Gestern ging es beim Richter Alexander H. um Neonazis. Irgendeine abstruse Story: Der Angeklagte sollte jemanden verhauen haben, der ehemaliger Nazi war. Es endete so, wie der wohlwollende Stammseher schon vorher enträtseln und vermuten konnte: Der Plot war ein Beziehungsproblem, ein Mädel war von Neonazis entführt und in einem Keller versteckt worden, sie wurde befreit, hatte schreckliche Angst, wurde beruhigt und sagte vor dem gestrengen Richter endlich so aus, dass das Gute siegte. Quod erat demonstrandum. So kompliziert wie Grimms Märchen.
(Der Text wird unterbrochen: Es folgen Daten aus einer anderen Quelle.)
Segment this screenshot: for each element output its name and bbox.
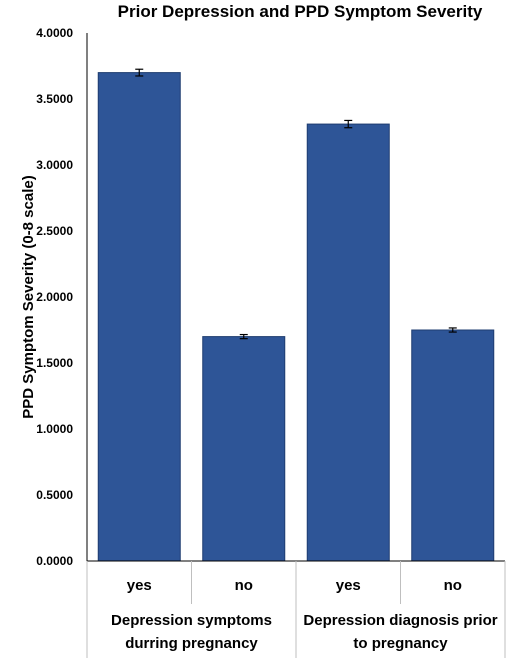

Interessant, wie die Figuren des Puppenspiels ausstaffiert waren. Die eine Sorte - die Guten - erschienen so, wie ein Pfarrer sich einen Punk vorstellt: Wirre Haare und/oder Irokesenfrisur, und zur Krönung ein Anarcho-A auf der Brust. "Die Anarchisten", formuliert ein "Anwalt". Die jagen ständig Neonazis, wie man aus der Antifa-Lyrik weiß. Die Nazis trugen grüne Bomberjacken, was sonst, kurze Haare und pöbelten herum. Wie der Spießbürger hinter dem Jäger- und Maschendrahtzaun sich eben einen Nazi vorstellt. Es fehlte noch der ältere Drahtzieher, der in jedem Tatort auftaucht, um ja kein Klischee auszulassen.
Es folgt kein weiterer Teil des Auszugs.